Consider for a moment the prospect of being arrested for your Christian faith. You are a single mother or father of three young children—three young daughters. You are forced to decide between two choices: The first is to have your daughters executed before your eyes—one after the other. The second is to publicly deny Christ, offering worship to a false god instead.
What do you do? Do you watch the life drain from the faces of your precious children, as they cry for mercy? Or do you deny Christ? It isn’t easy to even thinkabout such a horrifying scenario, and many of us would like to believe we’d have the spiritual fortitude to make the right choice.
But would we? Would our clergy or spiritual fathers? Would our spouses and closest family members, those who we look to for not only guidance but also emotional, psychical, and spiritual strength?
During the persecution of the Roman Emperor Hadrian (ca. A.D. 126), a mother named Sophia was actually faced with this decision: to let her daughters be killed, or to deny Christ and worship Hadrian. As converts to Christianity in Italy, Saint Sophia and her three daughters—Pistis, Elpida, and Agape, ages twelve, ten, and nine—were granted to suffer for their faith. Sophia had to watch as her daughters, from oldest to youngest, were slowly tortured and then beheaded. After three days of mourning at their tombs, Sophia herself reposed in Christ.

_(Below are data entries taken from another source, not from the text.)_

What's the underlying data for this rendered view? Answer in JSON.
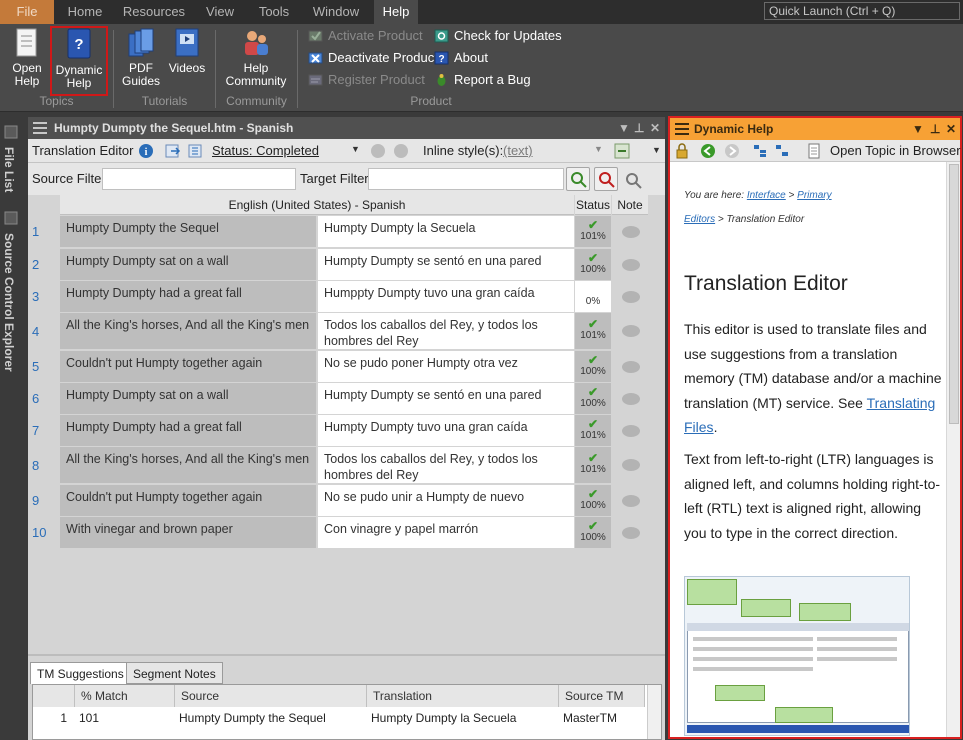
{
  "menubar": {
    "items": [
      "File",
      "Home",
      "Resources",
      "View",
      "Tools",
      "Window",
      "Help"
    ],
    "quick_launch_placeholder": "Quick Launch (Ctrl + Q)"
  },
  "ribbon": {
    "open_help": "Open Help",
    "dynamic_help": "Dynamic Help",
    "pdf_guides": "PDF Guides",
    "videos": "Videos",
    "help_community": "Help Community",
    "activate_product": "Activate Product",
    "deactivate_product": "Deactivate Product",
    "register_product": "Register Product",
    "check_updates": "Check for Updates",
    "about": "About",
    "report_bug": "Report a Bug",
    "groups": {
      "topics": "Topics",
      "tutorials": "Tutorials",
      "community": "Community",
      "product": "Product"
    }
  },
  "left_strip": {
    "file_list": "File List",
    "source_control": "Source Control Explorer"
  },
  "editor": {
    "title": "Humpty Dumpty the Sequel.htm - Spanish",
    "toolbar_label": "Translation Editor",
    "status": "Status: Completed",
    "inline_styles_label": "Inline style(s):",
    "inline_styles_value": "(text)",
    "source_filter": "Source Filter:",
    "target_filter": "Target Filter:",
    "grid_header": "English (United States) - Spanish",
    "status_header": "Status",
    "note_header": "Note",
    "rows": [
      {
        "num": "1",
        "src": "Humpty Dumpty the Sequel",
        "tgt": "Humpty Dumpty la Secuela",
        "pct": "101%",
        "check": true
      },
      {
        "num": "2",
        "src": "Humpty Dumpty sat on a wall",
        "tgt": "Humpty Dumpty se sentó en una pared",
        "pct": "100%",
        "check": true
      },
      {
        "num": "3",
        "src": "Humpty Dumpty had a great fall",
        "tgt": "Humppty Dumpty tuvo una gran caída",
        "pct": "0%",
        "check": false
      },
      {
        "num": "4",
        "src": "All the King's horses, And all the King's men",
        "tgt": "Todos los caballos del Rey, y todos los hombres del Rey",
        "pct": "101%",
        "check": true
      },
      {
        "num": "5",
        "src": "Couldn't put Humpty together again",
        "tgt": "No se pudo poner Humpty otra vez",
        "pct": "100%",
        "check": true
      },
      {
        "num": "6",
        "src": "Humpty Dumpty sat on a wall",
        "tgt": "Humpty Dumpty se sentó en una pared",
        "pct": "100%",
        "check": true
      },
      {
        "num": "7",
        "src": "Humpty Dumpty had a great fall",
        "tgt": "Humpty Dumpty tuvo una gran caída",
        "pct": "101%",
        "check": true
      },
      {
        "num": "8",
        "src": "All the King's horses, And all the King's men",
        "tgt": "Todos los caballos del Rey, y todos los hombres del Rey",
        "pct": "101%",
        "check": true
      },
      {
        "num": "9",
        "src": "Couldn't put Humpty together again",
        "tgt": "No se pudo unir a Humpty de nuevo",
        "pct": "100%",
        "check": true
      },
      {
        "num": "10",
        "src": "With vinegar and brown paper",
        "tgt": "Con vinagre y papel marrón",
        "pct": "100%",
        "check": true
      }
    ],
    "tabs": [
      "TM Suggestions",
      "Segment Notes"
    ],
    "tm_headers": [
      "% Match",
      "Source",
      "Translation",
      "Source TM"
    ],
    "tm_rows": [
      {
        "idx": "1",
        "match": "101",
        "source": "Humpty Dumpty the Sequel",
        "translation": "Humpty Dumpty la Secuela",
        "tm": "MasterTM"
      }
    ]
  },
  "help_panel": {
    "title": "Dynamic Help",
    "open_in_browser": "Open Topic in Browser",
    "you_are_here": "You are here:",
    "crumb_interface": "Interface",
    "crumb_primary": "Primary",
    "crumb_editors": "Editors",
    "crumb_current": "> Translation Editor",
    "heading": "Translation Editor",
    "p1_text": "This editor is used to translate files and use suggestions from a translation memory (TM) database and/or a machine translation (MT) service. See",
    "p1_link": "Translating Files",
    "p2": "Text from left-to-right (LTR) languages is aligned left, and columns holding right-to-left (RTL) text is aligned right, allowing you to type in the correct direction."
  },
  "colors": {
    "accent_orange": "#f7a135",
    "highlight_red": "#d92020",
    "status_green": "#3a9a2a"
  }
}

Can you imagine the suffering? The horror? As a parent, I can barely stand to ponder it. And yet, this is why we need the Saints. This is why we need their examples, not only as a reminder of how to live for Christ, but even as a stark reminder of how to die—how to suffer with Christ as co-heirs of our eternal inheritance in him.

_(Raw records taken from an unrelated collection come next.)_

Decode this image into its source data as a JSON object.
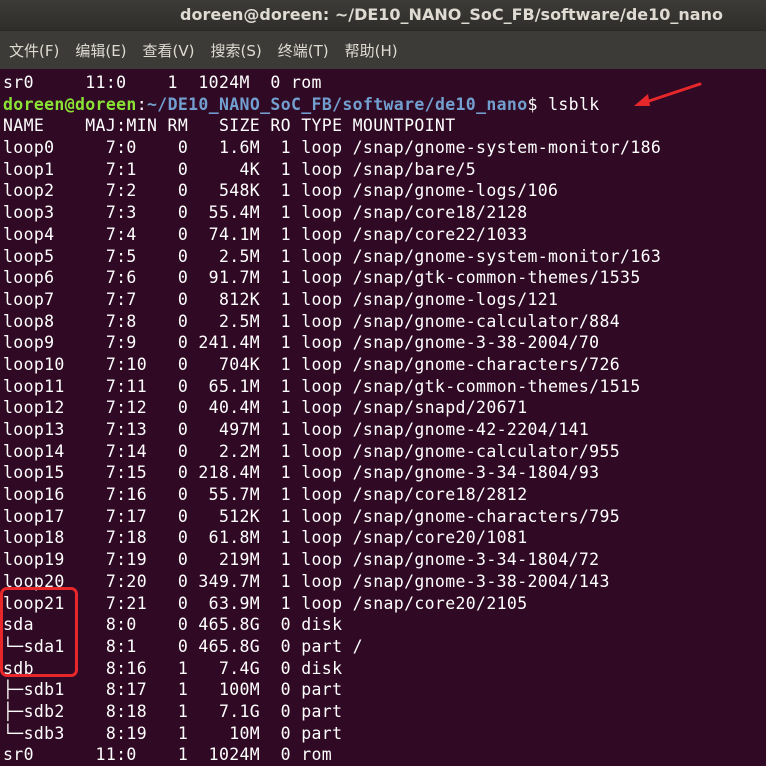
{
  "window": {
    "title": "doreen@doreen: ~/DE10_NANO_SoC_FB/software/de10_nano"
  },
  "menu": [
    {
      "label": "文件(F)"
    },
    {
      "label": "编辑(E)"
    },
    {
      "label": "查看(V)"
    },
    {
      "label": "搜索(S)"
    },
    {
      "label": "终端(T)"
    },
    {
      "label": "帮助(H)"
    }
  ],
  "terminal": {
    "first_line": "sr0     11:0    1  1024M  0 rom",
    "prompt": {
      "user": "doreen@doreen",
      "separator": ":",
      "path": "~/DE10_NANO_SoC_FB/software/de10_nano",
      "symbol": "$ ",
      "command": "lsblk"
    },
    "output_lines": [
      "NAME    MAJ:MIN RM   SIZE RO TYPE MOUNTPOINT",
      "loop0     7:0    0   1.6M  1 loop /snap/gnome-system-monitor/186",
      "loop1     7:1    0     4K  1 loop /snap/bare/5",
      "loop2     7:2    0   548K  1 loop /snap/gnome-logs/106",
      "loop3     7:3    0  55.4M  1 loop /snap/core18/2128",
      "loop4     7:4    0  74.1M  1 loop /snap/core22/1033",
      "loop5     7:5    0   2.5M  1 loop /snap/gnome-system-monitor/163",
      "loop6     7:6    0  91.7M  1 loop /snap/gtk-common-themes/1535",
      "loop7     7:7    0   812K  1 loop /snap/gnome-logs/121",
      "loop8     7:8    0   2.5M  1 loop /snap/gnome-calculator/884",
      "loop9     7:9    0 241.4M  1 loop /snap/gnome-3-38-2004/70",
      "loop10    7:10   0   704K  1 loop /snap/gnome-characters/726",
      "loop11    7:11   0  65.1M  1 loop /snap/gtk-common-themes/1515",
      "loop12    7:12   0  40.4M  1 loop /snap/snapd/20671",
      "loop13    7:13   0   497M  1 loop /snap/gnome-42-2204/141",
      "loop14    7:14   0   2.2M  1 loop /snap/gnome-calculator/955",
      "loop15    7:15   0 218.4M  1 loop /snap/gnome-3-34-1804/93",
      "loop16    7:16   0  55.7M  1 loop /snap/core18/2812",
      "loop17    7:17   0   512K  1 loop /snap/gnome-characters/795",
      "loop18    7:18   0  61.8M  1 loop /snap/core20/1081",
      "loop19    7:19   0   219M  1 loop /snap/gnome-3-34-1804/72",
      "loop20    7:20   0 349.7M  1 loop /snap/gnome-3-38-2004/143",
      "loop21    7:21   0  63.9M  1 loop /snap/core20/2105",
      "sda       8:0    0 465.8G  0 disk",
      "└─sda1    8:1    0 465.8G  0 part /",
      "sdb       8:16   1   7.4G  0 disk",
      "├─sdb1    8:17   1   100M  0 part",
      "├─sdb2    8:18   1   7.1G  0 part",
      "└─sdb3    8:19   1    10M  0 part",
      "sr0      11:0    1  1024M  0 rom"
    ]
  },
  "colors": {
    "terminal_bg": "#300a24",
    "prompt_user": "#8ae234",
    "prompt_path": "#729fcf",
    "annotation": "#e8272b"
  }
}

With Saint Sophia, we don’t have to wonder what we or anyone else might do. We don’t have to see our faith and hope scandalized by the wrong—albeit staggeringly difficult—choices of another. We don’t have to let our confidence sink to the depths as we are faced with our own persecution or suffering in the here-and-now; in the confusing tension between the already and not-yet.
With Saint Sophia, and the horrors she endured for the sake of not only her own salvation, but that of her triumphant, martyr daughters, what situation in our lives is beyond her intercessions? What difficult circumstances will we face that she couldn’t herself understand, or with which she couldn’t empathize?
This is why we honor Saints like Sophia; this is why we ask for her holy prayers, and the prayers of her three righteous daughters—daughters who perished so young, but are yet victorious over death itself in the risen Jesus Christ. We have assurance that the prayers of the righteous are powerfully effective (James 5:16), and there are none more righteous than the Saints.
Again, we honor the Saints because they have endured to the end. As those who have finished the race, they wisely pray that our every step might be guided to the finish. Because they have finished the race set before them, they are now resting in the glory of Christ in heaven—in the very presence of the all-holy and blessed Trinity. A place where there is no sickness or suffering, no sorrow or sadness, no death or disease.